The Puerto Rico Electric Power Authority (PREPA) board moved to terminate the contract with Whitefish Energy Sunday. Puerto Rico Gov. Ricardo Rosselló, who appoints the board, urged the action Sunday morning because controversies about the firm’s experience and contract were distracting from the real problem of restoring Puerto Rico’s power grid, according to The New York Times.

The FBI’s San Juan field office is digging into the circumstances surrounding the contract between PREPA and Whitefish after the deal faced widespread criticism, according to TheWSJ.

The Montana firm had been operating for two years and paid two full-time employees before landing the contract with PREPA. The company is based in the hometown of Interior Secretary Ryan Zinke, an acquaintance of Whitefish CEO Andy Techmanski.

Both Zinke and Techmanski have denied allegations that the Department of the Interior secretary had anything to do with the contract being awarded.
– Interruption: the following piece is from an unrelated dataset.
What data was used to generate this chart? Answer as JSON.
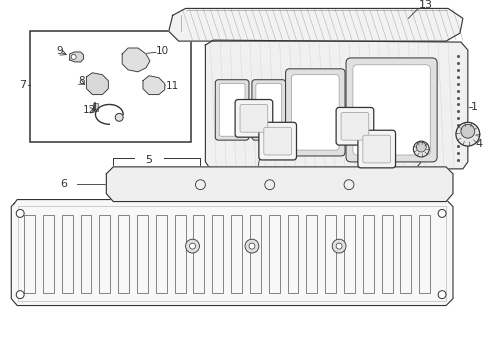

PREPA Executive Director Ricardo Ramos also holds that the contract was awarded according to regulations governing emergency situations.

High level U.S. officials, including in the Federal Emergency Management Agency and multiple congressional committees, have raised concerns about the contract.

According to the contract, Prepa may terminate it for “for any or no reason, when in PREPA’s judgment such action responds to its best interest,” according to NPR.

The state-owned utility is liable, however, for all “actual, reasonable, and necessary expenses, including reasonable demobilization costs” associated with canceling the contract before completion.

Whitefish currently has more than 350 workers and 2,500 tons worth of equipment in Puerto Rico reconstructing the badly damaged grid. About 30 percent of Puerto Rico has power, TheWSJ reports.